Mathematical Programming For Adaptive Experiments
Che, Ethan, Jiang, Daniel R., Namkoong, Hongseok, Wang, Jimmy
Adaptive experimentation can significantly improve statistical power, but standard algorithms overlook important practical issues including batched and delayed feedback, personalization, non-stationarity, multiple objectives, and constraints. To address these issues, the current algorithm design paradigm crafts tailored methods for each problem instance. Since it is infeasible to devise novel algorithms for every real-world instance, practitioners often have to resort to suboptimal approximations that do not address all of their challenges. Moving away from developing bespoke algorithms for each setting, we present a mathematical programming view of adaptive experimentation that can flexibly incorporate a wide range of objectives, constraints, and statistical procedures. By formulating a dynamic program in the batched limit, our modeling framework enables the use of scalable optimization methods (e.g., SGD and auto-differentiation) to solve for treatment allocations. We evaluate our framework on benchmarks modeled after practical challenges such as non-stationarity, personalization, multi-objectives, and constraints. Unlike bespoke algorithms such as modified variants of Thomson sampling, our mathematical programming approach provides remarkably robust performance across instances.

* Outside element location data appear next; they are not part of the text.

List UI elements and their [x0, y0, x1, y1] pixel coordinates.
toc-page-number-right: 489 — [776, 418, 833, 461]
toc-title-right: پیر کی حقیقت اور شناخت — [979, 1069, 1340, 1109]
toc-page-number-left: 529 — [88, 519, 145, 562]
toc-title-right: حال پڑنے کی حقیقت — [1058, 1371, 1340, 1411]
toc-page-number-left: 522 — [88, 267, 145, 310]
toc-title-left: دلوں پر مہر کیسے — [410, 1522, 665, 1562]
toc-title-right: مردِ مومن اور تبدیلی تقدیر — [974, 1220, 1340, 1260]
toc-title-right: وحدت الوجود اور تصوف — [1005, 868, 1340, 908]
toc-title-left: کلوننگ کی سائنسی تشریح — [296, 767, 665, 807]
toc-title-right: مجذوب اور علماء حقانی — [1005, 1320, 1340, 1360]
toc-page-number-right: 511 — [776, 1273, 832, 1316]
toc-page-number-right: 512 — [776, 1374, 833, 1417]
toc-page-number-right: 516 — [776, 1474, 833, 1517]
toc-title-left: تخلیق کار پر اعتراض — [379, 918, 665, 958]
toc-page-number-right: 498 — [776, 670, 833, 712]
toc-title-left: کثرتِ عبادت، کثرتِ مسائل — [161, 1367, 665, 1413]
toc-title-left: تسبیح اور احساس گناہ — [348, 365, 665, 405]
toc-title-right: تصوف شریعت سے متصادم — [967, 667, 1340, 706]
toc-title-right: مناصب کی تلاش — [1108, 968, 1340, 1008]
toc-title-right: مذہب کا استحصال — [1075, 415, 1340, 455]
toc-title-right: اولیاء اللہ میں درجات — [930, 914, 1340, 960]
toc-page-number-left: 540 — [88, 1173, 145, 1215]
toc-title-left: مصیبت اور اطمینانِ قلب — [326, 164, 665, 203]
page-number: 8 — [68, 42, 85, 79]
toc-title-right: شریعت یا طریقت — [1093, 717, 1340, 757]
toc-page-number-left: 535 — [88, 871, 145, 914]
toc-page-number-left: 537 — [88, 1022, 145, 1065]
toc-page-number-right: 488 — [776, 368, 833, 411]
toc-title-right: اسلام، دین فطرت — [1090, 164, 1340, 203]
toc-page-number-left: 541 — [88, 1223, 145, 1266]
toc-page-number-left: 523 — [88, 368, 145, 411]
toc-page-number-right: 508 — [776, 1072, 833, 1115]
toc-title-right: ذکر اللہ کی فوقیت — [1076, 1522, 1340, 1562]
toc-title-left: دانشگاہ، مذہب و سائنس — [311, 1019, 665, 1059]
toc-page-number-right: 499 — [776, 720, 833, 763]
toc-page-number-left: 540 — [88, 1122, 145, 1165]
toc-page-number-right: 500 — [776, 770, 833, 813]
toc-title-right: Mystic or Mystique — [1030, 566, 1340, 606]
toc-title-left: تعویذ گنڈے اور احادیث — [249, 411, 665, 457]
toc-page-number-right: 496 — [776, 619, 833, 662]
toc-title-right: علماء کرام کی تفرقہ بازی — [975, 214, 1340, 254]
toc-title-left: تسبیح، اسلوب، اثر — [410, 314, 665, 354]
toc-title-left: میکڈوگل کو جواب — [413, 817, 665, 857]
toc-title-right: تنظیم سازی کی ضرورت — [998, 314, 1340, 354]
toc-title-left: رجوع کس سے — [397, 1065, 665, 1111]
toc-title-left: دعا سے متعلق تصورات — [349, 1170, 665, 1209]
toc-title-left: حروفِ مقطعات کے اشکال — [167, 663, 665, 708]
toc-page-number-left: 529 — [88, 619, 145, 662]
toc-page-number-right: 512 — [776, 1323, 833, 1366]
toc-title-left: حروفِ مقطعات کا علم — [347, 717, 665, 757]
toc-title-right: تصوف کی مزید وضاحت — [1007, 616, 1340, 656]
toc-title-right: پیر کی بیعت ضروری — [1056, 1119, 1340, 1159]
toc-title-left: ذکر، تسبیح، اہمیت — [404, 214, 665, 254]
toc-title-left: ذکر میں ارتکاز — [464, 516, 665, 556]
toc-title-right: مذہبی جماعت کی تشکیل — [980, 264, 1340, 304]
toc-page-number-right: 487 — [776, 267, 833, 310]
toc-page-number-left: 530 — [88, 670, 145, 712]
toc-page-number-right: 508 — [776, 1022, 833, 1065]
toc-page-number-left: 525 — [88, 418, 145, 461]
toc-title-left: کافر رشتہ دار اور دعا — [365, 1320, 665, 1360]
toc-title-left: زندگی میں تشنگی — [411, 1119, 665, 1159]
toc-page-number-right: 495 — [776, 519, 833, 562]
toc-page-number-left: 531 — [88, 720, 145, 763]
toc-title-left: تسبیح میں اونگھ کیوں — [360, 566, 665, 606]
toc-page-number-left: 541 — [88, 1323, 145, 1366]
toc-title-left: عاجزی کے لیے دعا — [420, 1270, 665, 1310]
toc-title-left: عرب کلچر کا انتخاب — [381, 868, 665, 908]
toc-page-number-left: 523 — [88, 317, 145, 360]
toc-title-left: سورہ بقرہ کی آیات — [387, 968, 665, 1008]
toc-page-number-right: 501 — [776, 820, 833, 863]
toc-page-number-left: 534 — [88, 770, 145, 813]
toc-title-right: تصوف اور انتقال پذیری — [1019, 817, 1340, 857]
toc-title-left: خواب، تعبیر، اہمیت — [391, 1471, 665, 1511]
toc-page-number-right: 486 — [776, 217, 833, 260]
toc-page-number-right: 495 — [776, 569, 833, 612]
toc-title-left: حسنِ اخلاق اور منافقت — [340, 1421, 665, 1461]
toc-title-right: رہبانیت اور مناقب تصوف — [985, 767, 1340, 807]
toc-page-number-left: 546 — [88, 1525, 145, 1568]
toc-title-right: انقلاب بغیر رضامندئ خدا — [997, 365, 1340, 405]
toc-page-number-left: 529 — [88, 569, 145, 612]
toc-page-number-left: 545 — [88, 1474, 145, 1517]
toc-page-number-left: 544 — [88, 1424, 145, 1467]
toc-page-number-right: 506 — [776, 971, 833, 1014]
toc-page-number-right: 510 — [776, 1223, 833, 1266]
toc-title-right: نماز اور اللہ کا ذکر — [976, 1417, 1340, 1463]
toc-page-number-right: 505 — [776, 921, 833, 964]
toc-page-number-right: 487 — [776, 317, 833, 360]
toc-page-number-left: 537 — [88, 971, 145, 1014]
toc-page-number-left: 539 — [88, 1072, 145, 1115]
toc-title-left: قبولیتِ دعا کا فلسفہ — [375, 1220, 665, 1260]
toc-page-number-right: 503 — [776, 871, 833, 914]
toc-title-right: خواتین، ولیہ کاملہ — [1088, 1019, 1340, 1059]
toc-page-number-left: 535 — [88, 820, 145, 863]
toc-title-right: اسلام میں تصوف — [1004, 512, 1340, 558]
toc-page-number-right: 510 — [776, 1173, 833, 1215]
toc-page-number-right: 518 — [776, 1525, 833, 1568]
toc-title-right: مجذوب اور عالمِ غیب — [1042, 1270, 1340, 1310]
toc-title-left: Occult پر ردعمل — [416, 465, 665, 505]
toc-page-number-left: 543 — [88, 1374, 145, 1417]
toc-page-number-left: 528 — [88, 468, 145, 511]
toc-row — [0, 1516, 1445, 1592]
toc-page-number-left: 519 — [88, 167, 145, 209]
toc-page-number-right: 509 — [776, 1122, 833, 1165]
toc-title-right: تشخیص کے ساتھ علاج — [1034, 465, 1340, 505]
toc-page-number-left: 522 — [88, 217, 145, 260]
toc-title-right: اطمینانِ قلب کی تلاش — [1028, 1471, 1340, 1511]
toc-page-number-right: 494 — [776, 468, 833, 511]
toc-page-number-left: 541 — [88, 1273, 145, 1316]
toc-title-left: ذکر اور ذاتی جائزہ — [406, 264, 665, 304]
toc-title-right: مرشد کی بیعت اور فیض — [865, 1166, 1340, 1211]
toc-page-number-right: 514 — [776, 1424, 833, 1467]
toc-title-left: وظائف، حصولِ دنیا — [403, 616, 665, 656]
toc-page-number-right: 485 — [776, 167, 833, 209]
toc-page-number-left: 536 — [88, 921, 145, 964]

AExGym: Benchmarks and Environments for Adaptive Experimentation
Wang, Jimmy, Che, Ethan, Jiang, Daniel R., Namkoong, Hongseok
Innovations across science and industry are evaluated using randomized trials (i.e., A/B tests). While simple and robust, such static designs are inefficient or infeasible for testing many hypotheses. Adaptive designs can greatly improve statistical power in theory, but they have seen limited adoption due to their fragility in practice. We present a benchmark for adaptive experimentation based on realworld datasets, highlighting prominent practical challenges to operationalizing adaptivity: non-stationarity, batched/delayed feedback, multiple outcomes and objectives, and external validity. Our benchmark aims to spur methodological development that puts practical performance (e.g., robustness) as a central concern, rather than mathematical guarantees on contrived instances. We release an opensource library, AExGym, which is designed with modularity and extensibility in mind to allow experimentation practitioners to develop and benchmark custom environments and algorithms.